Digital animation generation techniques are described that leverage machine learning to generate a digital animation based on an input, e.g., received from a user via a user interface. The input describes a digital animation to be generated, e.g., using text. The inputs, for instance, may include a textual description of the animation as well as a digital image to be used as a basis to form the animation.
The description of the animation is then leveraged by a digital animation system to generate a prompt for processing by one or more machine-learning models, e.g., a large language model (LLM). The prompt, for instance, is structured to provide context about the animation task, input expectations, and a desired output. By embedding specific cues and instructions within the prompt, the one or more machine-learning models are guided to understand animation semantics of a subject upon which the digital animation is to be applied, other entities that may be associated with the digital animation, as well as other animation settings such as preset, duration, transforms, and so forth. These cues are therefore usable to generate animation settings to be used by a digital animation is generating a digital animation that exhibits motion indicated by the description.
This Summary introduces a selection of concepts in a simplified form that are further described below in the Detailed Description. As such, this Summary is not intended to identify essential features of the claimed subject matter, nor is it intended to be used as an aid in determining the scope of the claimed subject matter.
Digital animations, through display of object motion through rendering of a plurality of frames, have been employed to expand a richness of digital content, e.g., webpages, digital documents, video games, presentations, and so forth. A digital animation, for instance, is usable to increase understanding and awareness of relationships of objects to each other that may be difficult to perform solely using text.
Conventional digital animation generation techniques, however, are time consuming, resource intensive, and involve specialized knowledge. In a three-dimensional digital animation example, for instance, conventional techniques used to specify a path for object motion may involve use of a multitude of Bezier curves as well as definition of a Z-ordering of objects in relation to each other.
Consider an example in which a moon is to orbit the Earth in a digital animation. Conventional techniques to do so involve manually drawing an elliptical path as well as defining portions of the path of the moon as either in front of or behind the Earth in this example, which is difficult and time consuming to perform even for those users having specialized knowledge in how to achieve these tasks.
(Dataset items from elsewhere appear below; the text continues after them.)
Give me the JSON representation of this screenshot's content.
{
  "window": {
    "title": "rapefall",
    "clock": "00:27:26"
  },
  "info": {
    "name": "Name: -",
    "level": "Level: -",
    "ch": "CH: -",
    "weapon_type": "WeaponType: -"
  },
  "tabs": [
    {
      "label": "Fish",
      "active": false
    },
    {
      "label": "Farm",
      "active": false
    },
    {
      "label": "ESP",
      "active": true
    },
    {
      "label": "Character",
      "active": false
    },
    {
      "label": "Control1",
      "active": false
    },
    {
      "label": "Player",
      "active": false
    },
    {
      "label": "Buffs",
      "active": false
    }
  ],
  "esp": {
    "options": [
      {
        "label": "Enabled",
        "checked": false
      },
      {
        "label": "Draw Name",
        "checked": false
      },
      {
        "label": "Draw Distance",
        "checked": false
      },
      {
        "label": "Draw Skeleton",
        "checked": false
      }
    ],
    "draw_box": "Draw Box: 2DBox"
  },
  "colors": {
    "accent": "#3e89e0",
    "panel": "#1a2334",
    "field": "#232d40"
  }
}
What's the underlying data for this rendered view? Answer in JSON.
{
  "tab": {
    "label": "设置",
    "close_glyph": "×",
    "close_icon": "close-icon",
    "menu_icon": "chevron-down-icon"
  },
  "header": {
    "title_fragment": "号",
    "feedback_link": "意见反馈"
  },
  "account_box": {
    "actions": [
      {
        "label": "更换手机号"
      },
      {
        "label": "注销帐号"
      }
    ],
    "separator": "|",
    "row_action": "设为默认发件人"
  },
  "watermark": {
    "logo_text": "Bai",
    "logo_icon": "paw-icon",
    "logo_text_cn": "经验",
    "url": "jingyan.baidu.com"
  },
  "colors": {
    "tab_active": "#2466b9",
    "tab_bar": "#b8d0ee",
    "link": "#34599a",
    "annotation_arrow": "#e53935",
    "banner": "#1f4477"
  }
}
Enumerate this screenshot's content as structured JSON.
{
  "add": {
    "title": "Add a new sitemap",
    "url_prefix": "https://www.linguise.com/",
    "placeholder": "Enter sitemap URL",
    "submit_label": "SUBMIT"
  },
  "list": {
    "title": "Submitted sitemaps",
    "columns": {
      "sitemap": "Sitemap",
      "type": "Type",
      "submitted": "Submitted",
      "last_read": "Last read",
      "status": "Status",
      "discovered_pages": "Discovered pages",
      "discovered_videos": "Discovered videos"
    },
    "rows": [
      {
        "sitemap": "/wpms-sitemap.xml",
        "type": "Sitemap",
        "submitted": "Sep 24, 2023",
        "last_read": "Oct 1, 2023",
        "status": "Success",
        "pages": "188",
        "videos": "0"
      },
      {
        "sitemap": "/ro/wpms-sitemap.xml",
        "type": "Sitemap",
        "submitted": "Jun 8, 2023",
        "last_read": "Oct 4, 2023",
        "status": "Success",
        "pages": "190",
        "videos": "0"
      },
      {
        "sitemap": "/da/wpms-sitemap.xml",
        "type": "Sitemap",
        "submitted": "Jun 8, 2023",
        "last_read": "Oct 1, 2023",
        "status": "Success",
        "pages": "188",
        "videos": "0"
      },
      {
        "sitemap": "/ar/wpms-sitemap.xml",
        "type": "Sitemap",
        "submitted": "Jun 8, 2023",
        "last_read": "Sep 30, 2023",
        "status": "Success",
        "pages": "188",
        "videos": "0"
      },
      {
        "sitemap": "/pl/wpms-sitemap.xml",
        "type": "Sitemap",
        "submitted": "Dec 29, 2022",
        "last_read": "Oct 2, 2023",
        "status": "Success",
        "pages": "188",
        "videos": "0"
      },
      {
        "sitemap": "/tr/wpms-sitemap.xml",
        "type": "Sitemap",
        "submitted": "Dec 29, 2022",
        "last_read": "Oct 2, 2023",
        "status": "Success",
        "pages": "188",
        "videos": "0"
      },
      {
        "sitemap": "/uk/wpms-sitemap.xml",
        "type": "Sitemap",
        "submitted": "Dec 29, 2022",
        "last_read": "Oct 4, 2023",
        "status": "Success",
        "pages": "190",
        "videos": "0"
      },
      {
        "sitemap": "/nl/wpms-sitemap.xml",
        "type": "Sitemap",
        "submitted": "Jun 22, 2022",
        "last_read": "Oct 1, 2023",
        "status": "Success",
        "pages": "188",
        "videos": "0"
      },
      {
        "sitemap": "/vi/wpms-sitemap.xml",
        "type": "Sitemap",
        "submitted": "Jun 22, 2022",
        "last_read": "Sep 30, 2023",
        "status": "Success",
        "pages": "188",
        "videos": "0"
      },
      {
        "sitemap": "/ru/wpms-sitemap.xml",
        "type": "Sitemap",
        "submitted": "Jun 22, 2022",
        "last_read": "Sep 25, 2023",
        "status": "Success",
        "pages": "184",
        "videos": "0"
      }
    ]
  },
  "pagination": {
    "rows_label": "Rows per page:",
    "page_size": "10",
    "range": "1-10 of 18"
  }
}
Accordingly, digital animation generation techniques are described that leverage machine learning to generate a digital animation based on an input (e.g., received from a user via a user interface) describing a digital animation to be generated. The inputs, for instance, may include a textual description of the animation such as “orbit the Moon around the Earth” as well as a digital image, which may include one or more objects that are to be used as part of the digital animation, e.g., the Moon.
The description of the animation is then leveraged by a digital animation system to generate a prompt for processing by one or more machine-learning models, e.g., a large language model (LLM). The prompt, for instance, is structured to provide context about the animation task, input expectations, and a desired output.
By embedding specific cues and instructions within the prompt, the one or more machine-learning models are guided to understand animation semantics (i.e., the description) of a subject upon which the digital animation is to be applied (e.g., the Moon), other entities that may be associated with the digital animation (e.g., the Earth), as well as other animation settings such as preset, duration, transforms, and so forth. The prompt is also configurable to specify preset animation options that are available to generate the digital animation, such that, the one or more machine-learning models select one of the preset animation options as well as specify animation settings suitable for the selected model.
The digital animation system is also configured to calculate a path that is to be used to define motion as part of the digital animation. To do so in one or more examples, the digital animation system employs image segmentation to segment objects from a digital image that is to be used as a basis to form the digital animation. After entry of the description, for instance, the digital animation system presents a user interface having the segmented digital image (e.g., using respective masks) and a user input is received selecting one or more objects to be used for the animation based on a respective mask, e.g., the Moon as a subject of the animation. In this way, the digital animation system determines precise locations and boundaries of the entity and/or region of interest.
The digital animation system is also configured to calculate a path used as a basis to define motion in the digital image. To do so, the digital animation system leverages one or more masks as produced above which are then converted to vector outlines. Edge detection and smoothing may also be utilized by the digital animation system to promote accurate following of contours of the object, reduce jagged edges, and produce clean, smooth vector paths. Once the vectors are refined, the path is calculated which may include use of offset paths to enhance clarity and precision through use of parallel paths at a set distance from a primary path.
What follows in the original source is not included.